3. Limpieza de las paredes y el interior de la barbacoa
Las paredes y la base de la barbacoa pueden acumular grasa y hollín. La limpieza general es recomendable hacerla tras cinco usos, o 2 o 3 veces al año.
- Agua a presión: Es la forma más eficaz para retirar el hollín. Asegúrate de que no haya nada alrededor que se pueda romper por la presión. Para aclarar todos los restos de jabón puedes valerte de agua de manguera o hidrolimpiadora a presión baja.
- Jabón y sal: Lo necesario para limpiar los ladrillos refractarios es realizar una mezcla de agua, jabón para lavaplatos y sal. Seguidamente, frota toda esta mezcla en las paredes de la chimenea y mediante un guante elimina toda la suciedad de las juntas y deja actuar la mezcla durante una hora.
- Bicarbonato de sodio: Añade una capa gruesa de bicarbonato de sodio sobre el ladrillo para que se pueda absorber la grasa y déjalo actuar unos 10 minutos. Más tarde, limpia el bicarbonato con un trapo y finalmente con un cepillo lleno de jabón de lavaplatos restriégalo por el ladrillo para sacar la suciedad más incrustada.
- Desengrasantes específicos: Puedes utilizar productos como FILA FUEGO o DESCA-100, un limpiador alcalino de piedra natural y artificial que limpiará las paredes, eliminando el hollín. Al ser la piedra de las barbacoas de obra muy sensible, tendrás que utilizar un cepillo de cerdas suaves. Estos limpiadores no contienen elementos abrasivos en su composición, para no producir la erosión de la piedra en el cepillado, ni en el aclarado final con agua.
- Lejía: Utilizando guantes, mascarilla y unas gafas como protección, puedes aplicarla con un estropajo y luego retirar los restos con un poco de agua, usando una manguera.
4. Limpieza de la chimenea
Como en el caso de las chimeneas de casa, para que el tiro de la barbacoa de obra funcione de manera óptima debemos mantener el conducto de salida de humos limpio.
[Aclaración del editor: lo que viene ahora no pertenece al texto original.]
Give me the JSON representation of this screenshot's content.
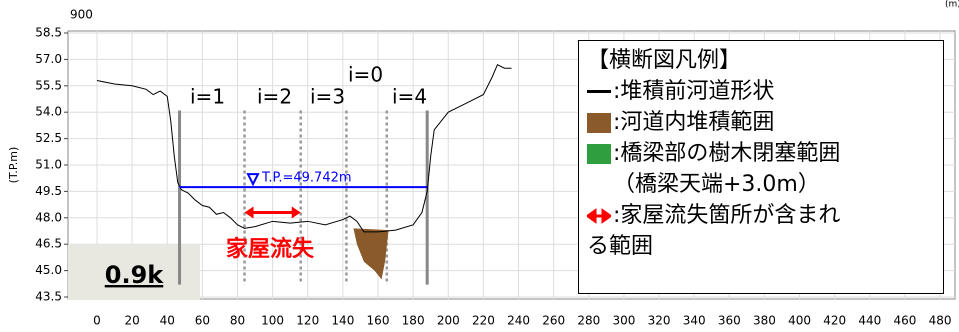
{
  "chart_data": {
    "type": "line",
    "top_label": "900",
    "ylabel": "(T.P.m)",
    "xlabel": "(m)",
    "xlim": [
      -16.5,
      488.5
    ],
    "ylim": [
      43.5,
      58.5
    ],
    "xticks": [
      0,
      20,
      40,
      60,
      80,
      100,
      120,
      140,
      160,
      180,
      200,
      220,
      240,
      260,
      280,
      300,
      320,
      340,
      360,
      380,
      400,
      420,
      440,
      460,
      480
    ],
    "yticks": [
      43.5,
      {
        "value": 45,
        "label": "45.0"
      },
      46.5,
      {
        "value": 48,
        "label": "48.0"
      },
      49.5,
      {
        "value": 51,
        "label": "51.0"
      },
      52.5,
      {
        "value": 54,
        "label": "54.0"
      },
      55.5,
      {
        "value": 57,
        "label": "57.0"
      },
      58.5
    ],
    "grid": true,
    "series": [
      {
        "color": "#000000",
        "x": [
          0,
          10,
          20,
          28,
          32,
          36,
          40,
          42,
          44,
          46,
          48,
          52,
          56,
          60,
          64,
          68,
          72,
          76,
          80,
          84,
          90,
          100,
          110,
          120,
          130,
          140,
          144,
          148,
          152,
          160,
          170,
          180,
          185,
          188,
          190,
          192,
          200,
          210,
          220,
          225,
          228,
          232,
          236
        ],
        "values": [
          55.8,
          55.6,
          55.5,
          55.3,
          55.0,
          55.2,
          54.9,
          53.5,
          51.5,
          50.0,
          49.6,
          49.4,
          49.0,
          48.7,
          48.6,
          48.2,
          48.3,
          48.0,
          47.6,
          47.4,
          47.5,
          47.8,
          47.7,
          47.8,
          47.6,
          47.9,
          48.1,
          47.8,
          47.2,
          47.2,
          47.3,
          47.6,
          48.3,
          49.5,
          51.5,
          53.0,
          54.0,
          54.5,
          55.0,
          56.0,
          56.7,
          56.5,
          56.5
        ]
      }
    ],
    "deposit": {
      "color": "#8b5a2b",
      "x": [
        146,
        166,
        164,
        162,
        158,
        152,
        148
      ],
      "values": [
        47.4,
        47.3,
        45.5,
        44.5,
        45.0,
        45.5,
        46.5
      ]
    },
    "water": {
      "label": "T.P.=49.742m",
      "value": 49.742,
      "x": [
        47,
        188
      ],
      "color": "#0000ff"
    },
    "sections": [
      {
        "label": "i=1",
        "x": 47,
        "style": "solid"
      },
      {
        "label": "i=2",
        "x": 84,
        "style": "dotted"
      },
      {
        "label": "i=3",
        "x": 116,
        "style": "dotted"
      },
      {
        "label": "i=0",
        "x": 142,
        "style": "dotted"
      },
      {
        "label": null,
        "x": 165,
        "style": "dotted"
      },
      {
        "label": "i=4",
        "x": 188,
        "style": "solid"
      }
    ],
    "loss": {
      "label": "家屋流失",
      "x": [
        84,
        116
      ],
      "value": 48.3,
      "color": "#ff0000"
    },
    "station": "0.9k",
    "legend": {
      "title": "【横断図凡例】",
      "items": [
        ":堆積前河道形状",
        ":河道内堆積範囲",
        ":橋梁部の樹木閉塞範囲",
        "（橋梁天端+3.0m）",
        ":家屋流失箇所が含まれ",
        "る範囲"
      ]
    }
  }
}
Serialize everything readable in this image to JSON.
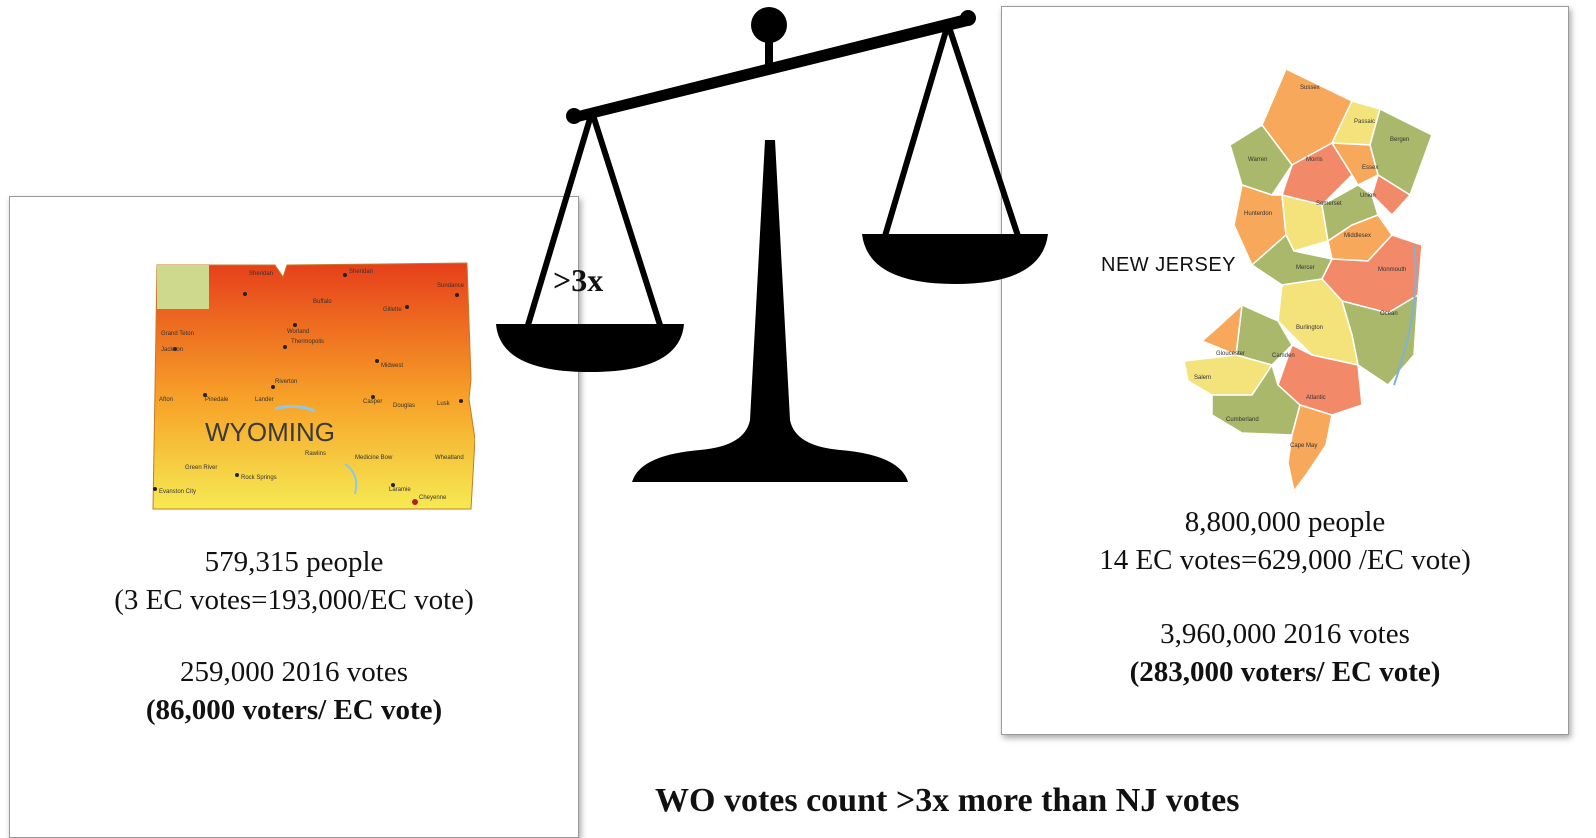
{
  "wyoming": {
    "map_label": "WYOMING",
    "population": "579,315 people",
    "ec_line": "(3 EC votes=193,000/EC vote)",
    "votes_2016": "259,000 2016 votes",
    "voters_per_ec": "(86,000 voters/ EC vote)",
    "map_colors": {
      "top": "#e8451c",
      "mid": "#f59a25",
      "bottom": "#f3e24a",
      "corner": "#cfd98e"
    }
  },
  "new_jersey": {
    "map_label": "NEW JERSEY",
    "population": "8,800,000 people",
    "ec_line": "14 EC votes=629,000 /EC vote)",
    "votes_2016": "3,960,000 2016 votes",
    "voters_per_ec": "(283,000 voters/ EC vote)",
    "county_colors": {
      "orange": "#f7a85a",
      "green": "#a9b86a",
      "yellow": "#f4e37a",
      "salmon": "#f28a6a"
    }
  },
  "scale": {
    "ratio_label": ">3x",
    "icon": "balance-scale-icon"
  },
  "claim": "WO votes count >3x more than NJ votes"
}
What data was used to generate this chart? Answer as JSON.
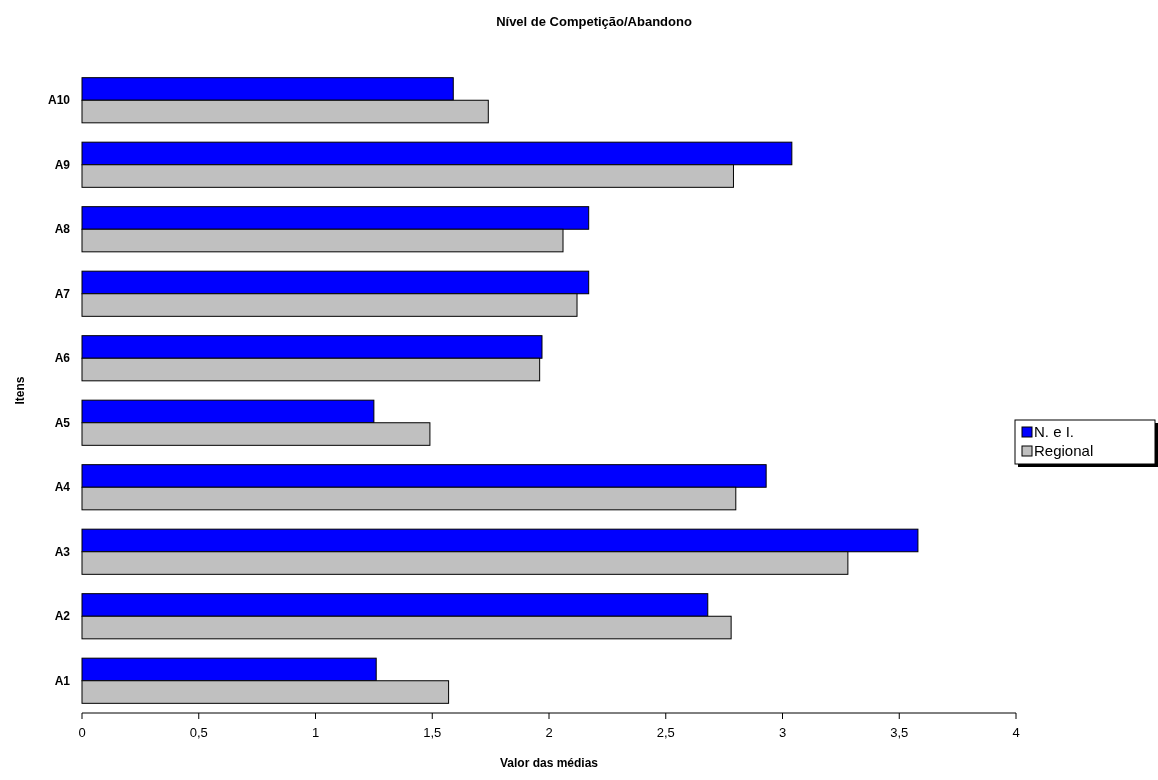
{
  "chart_data": {
    "type": "bar",
    "orientation": "horizontal",
    "title": "Nível de Competição/Abandono",
    "xlabel": "Valor das médias",
    "ylabel": "Itens",
    "categories": [
      "A10",
      "A9",
      "A8",
      "A7",
      "A6",
      "A5",
      "A4",
      "A3",
      "A2",
      "A1"
    ],
    "series": [
      {
        "name": "N. e I.",
        "color": "#0000ff",
        "values": [
          1.59,
          3.04,
          2.17,
          2.17,
          1.97,
          1.25,
          2.93,
          3.58,
          2.68,
          1.26
        ]
      },
      {
        "name": "Regional",
        "color": "#c0c0c0",
        "values": [
          1.74,
          2.79,
          2.06,
          2.12,
          1.96,
          1.49,
          2.8,
          3.28,
          2.78,
          1.57
        ]
      }
    ],
    "xlim": [
      0,
      4
    ],
    "xticks": [
      0,
      {
        "value": 0.5,
        "label": "0,5"
      },
      1,
      {
        "value": 1.5,
        "label": "1,5"
      },
      2,
      {
        "value": 2.5,
        "label": "2,5"
      },
      3,
      {
        "value": 3.5,
        "label": "3,5"
      },
      4
    ],
    "legend": "right",
    "grid": false
  }
}
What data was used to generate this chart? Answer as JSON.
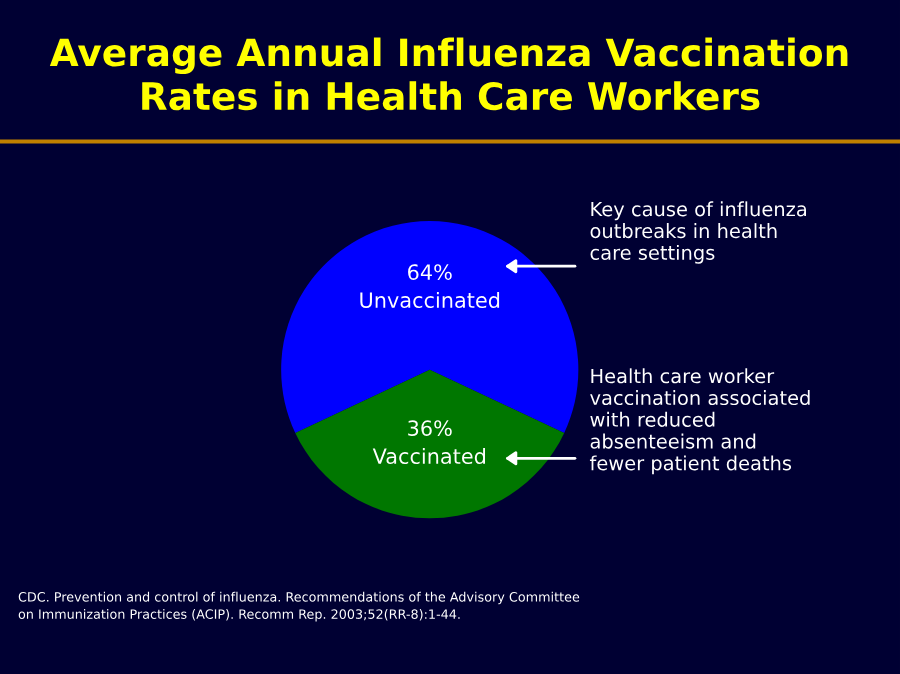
{
  "chart_data": {
    "type": "pie",
    "title": "Average Annual Influenza Vaccination\nRates in Health Care Workers",
    "categories": [
      "Unvaccinated",
      "Vaccinated"
    ],
    "values": [
      64,
      36
    ],
    "colors": [
      "#0000ff",
      "#007700"
    ],
    "value_labels": [
      "64%",
      "36%"
    ],
    "annotations": [
      "Key cause of influenza\noutbreaks in health\ncare settings",
      "Health care worker\nvaccination associated\nwith reduced\nabsenteeism and\nfewer patient deaths",
      "CDC. Prevention and control of influenza. Recommendations of the Advisory Committee\non Immunization Practices (ACIP). Recomm Rep. 2003;52(RR-8):1-44."
    ]
  }
}
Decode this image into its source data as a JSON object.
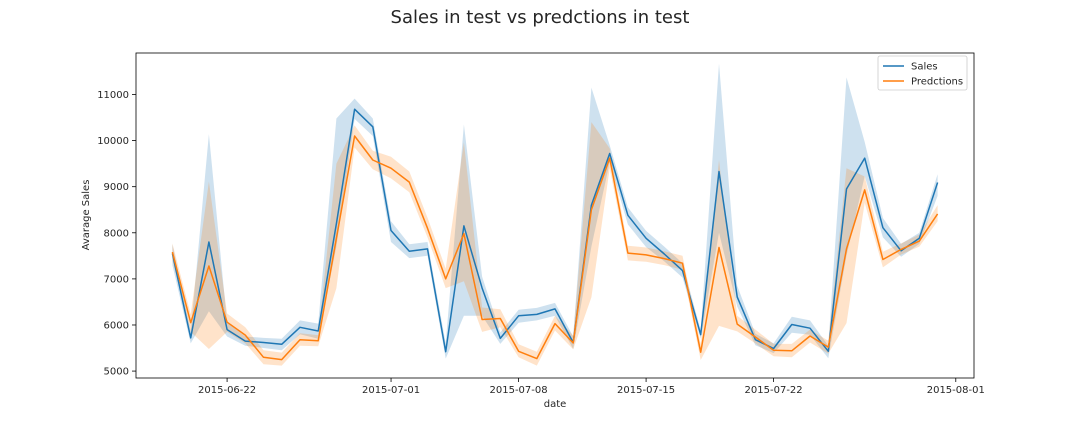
{
  "chart_data": {
    "type": "line",
    "title": "Sales in test vs predctions in test",
    "xlabel": "date",
    "ylabel": "Avarage Sales",
    "ylim": [
      4850,
      11900
    ],
    "y_ticks": [
      5000,
      6000,
      7000,
      8000,
      9000,
      10000,
      11000
    ],
    "x_range": [
      "2015-06-17",
      "2015-08-02"
    ],
    "x_ticks": [
      "2015-06-22",
      "2015-07-01",
      "2015-07-08",
      "2015-07-15",
      "2015-07-22",
      "2015-08-01"
    ],
    "grid": false,
    "legend_position": "top-right",
    "x": [
      "2015-06-19",
      "2015-06-20",
      "2015-06-21",
      "2015-06-22",
      "2015-06-23",
      "2015-06-24",
      "2015-06-25",
      "2015-06-26",
      "2015-06-27",
      "2015-06-28",
      "2015-06-29",
      "2015-06-30",
      "2015-07-01",
      "2015-07-02",
      "2015-07-03",
      "2015-07-04",
      "2015-07-05",
      "2015-07-06",
      "2015-07-07",
      "2015-07-08",
      "2015-07-09",
      "2015-07-10",
      "2015-07-11",
      "2015-07-12",
      "2015-07-13",
      "2015-07-14",
      "2015-07-15",
      "2015-07-16",
      "2015-07-17",
      "2015-07-18",
      "2015-07-19",
      "2015-07-20",
      "2015-07-21",
      "2015-07-22",
      "2015-07-23",
      "2015-07-24",
      "2015-07-25",
      "2015-07-26",
      "2015-07-27",
      "2015-07-28",
      "2015-07-29",
      "2015-07-30",
      "2015-07-31"
    ],
    "series": [
      {
        "name": "Sales",
        "color": "#1f77b4",
        "values": [
          7550,
          5720,
          7800,
          5900,
          5650,
          5620,
          5580,
          5950,
          5870,
          8200,
          10680,
          10300,
          8050,
          7600,
          7650,
          5420,
          8150,
          6800,
          5710,
          6200,
          6230,
          6350,
          5620,
          8600,
          9720,
          8380,
          7880,
          7540,
          7180,
          5790,
          9330,
          6610,
          5680,
          5490,
          6010,
          5930,
          5430,
          8950,
          9620,
          8110,
          7610,
          7880,
          9090
        ],
        "band_low": [
          7300,
          5600,
          6300,
          5750,
          5550,
          5500,
          5450,
          5800,
          5700,
          7700,
          10470,
          10100,
          7800,
          7450,
          7500,
          5270,
          6200,
          6200,
          5590,
          6050,
          6100,
          6200,
          5480,
          7700,
          9530,
          8180,
          7690,
          7380,
          7030,
          5700,
          8000,
          6400,
          5560,
          5390,
          5830,
          5790,
          5280,
          7500,
          9230,
          7900,
          7480,
          7760,
          8800
        ],
        "band_high": [
          7750,
          5860,
          10140,
          6050,
          5750,
          5720,
          5700,
          6100,
          6030,
          10480,
          10910,
          10480,
          8250,
          7750,
          7800,
          5600,
          10350,
          7050,
          5840,
          6330,
          6370,
          6480,
          5750,
          11150,
          9900,
          8550,
          8040,
          7700,
          7340,
          5890,
          11670,
          6850,
          5810,
          5600,
          6180,
          6100,
          5550,
          11370,
          9970,
          8320,
          7760,
          8000,
          9270
        ]
      },
      {
        "name": "Predctions",
        "color": "#ff7f0e",
        "values": [
          7580,
          6050,
          7280,
          6060,
          5780,
          5300,
          5250,
          5680,
          5660,
          7880,
          10100,
          9580,
          9400,
          9100,
          8100,
          7000,
          7980,
          6120,
          6140,
          5430,
          5270,
          6030,
          5610,
          8500,
          9620,
          7560,
          7520,
          7440,
          7340,
          5410,
          7680,
          6020,
          5740,
          5450,
          5440,
          5760,
          5520,
          7650,
          8930,
          7420,
          7640,
          7820,
          8410
        ],
        "band_low": [
          7400,
          5850,
          5480,
          5850,
          5600,
          5150,
          5120,
          5550,
          5540,
          6800,
          9850,
          9380,
          9180,
          8880,
          7900,
          6800,
          6950,
          5850,
          5950,
          5300,
          5120,
          5880,
          5470,
          6600,
          9400,
          7400,
          7370,
          7300,
          7200,
          5240,
          5980,
          5860,
          5600,
          5320,
          5300,
          5620,
          5380,
          6040,
          8650,
          7250,
          7530,
          7700,
          8250
        ],
        "band_high": [
          7770,
          6230,
          9110,
          6250,
          5950,
          5450,
          5400,
          5820,
          5780,
          9500,
          10330,
          9780,
          9650,
          9330,
          8330,
          7220,
          9960,
          6380,
          6340,
          5580,
          5420,
          6200,
          5770,
          10400,
          9830,
          7720,
          7680,
          7600,
          7500,
          5580,
          9580,
          6200,
          5900,
          5590,
          5590,
          5900,
          5660,
          9400,
          9220,
          7590,
          7770,
          7960,
          8600
        ]
      }
    ]
  }
}
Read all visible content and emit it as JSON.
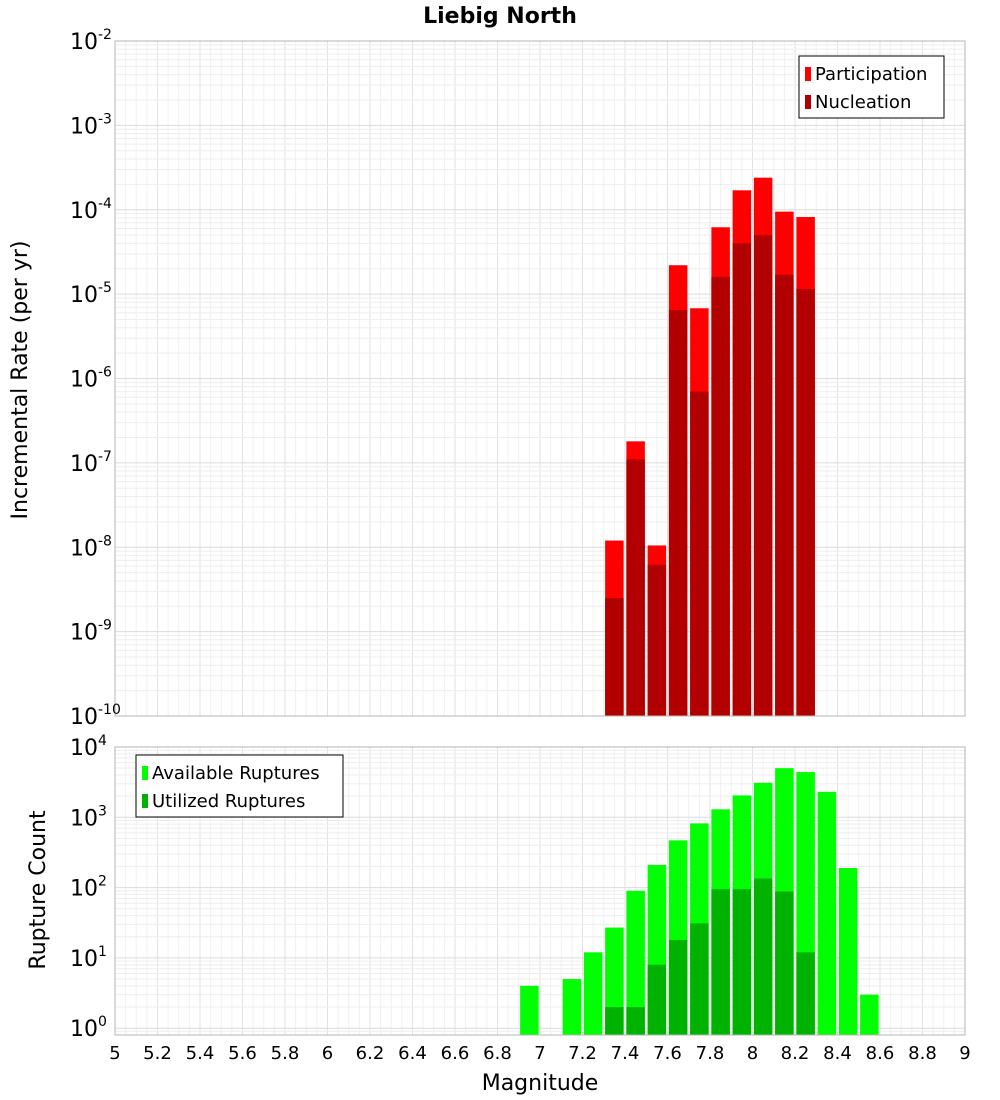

Asegúrate que nada lo obstruye y elimina el hollín que se haya podido quedar en la chimenea con un cepillo deshollinador. Esta parte de la limpieza puede resultar complicada si no dispones de las herramientas apropiadas.
5. Mantenimiento y protección
- Grietas: Con el paso del tiempo, el material de la barbacoa puede agrietarse. Al menos una vez al año comprueba la estructura para ver si tiene grietas y arréglalas.
- Protección exterior: Si tu barbacoa está en un espacio abierto, es recomendable protegerla con una funda especial para exteriores cuando no esté en uso. Para mantener el interior puedes añadirle una lona impermeable para que la humedad no llegue a las parrillas.
- Hidrofugante y pintura: Cada cuatro o cinco años, dale una mano de pintura a tu barbacoa de obra. Si es de ladrillo o piedra puedes aplicarle un hidrofugante superficial como el HUMPROT-2009, y si está pintada de algún color, lo habitual es blanco, puedes utilizar el TECMACRIL FACHADAS.
¿Cómo arreglar grietas de la barbacoa?
Consideraciones adicionales
- Barbacoas de gas:
- Desconecta la bombona de gas antes de comenzar.
- Enciende la barbacoa con la tapa bajada a máxima potencia para quemar los residuos.
- Retira las parrillas y límpialas con un cepillo y agua caliente con jabón.
- Revisa los quemadores y limpia con un cepillo suave para asegurarte de que no haya obstrucciones.
- Usa papel de periódico con un poco de desengrasante para limpiar el interior de la tapa y las paredes.
- Barbacoas de carbón:
- Una vez que se haya enfriado la barbacoa, quita las rejillas y elimina las cenizas.
- La limpieza de la campana extractora es fundamental, sin embargo la limpieza puede no ser siempre sencilla ya que debemos acceder a todos los componentes del electrodoméstico.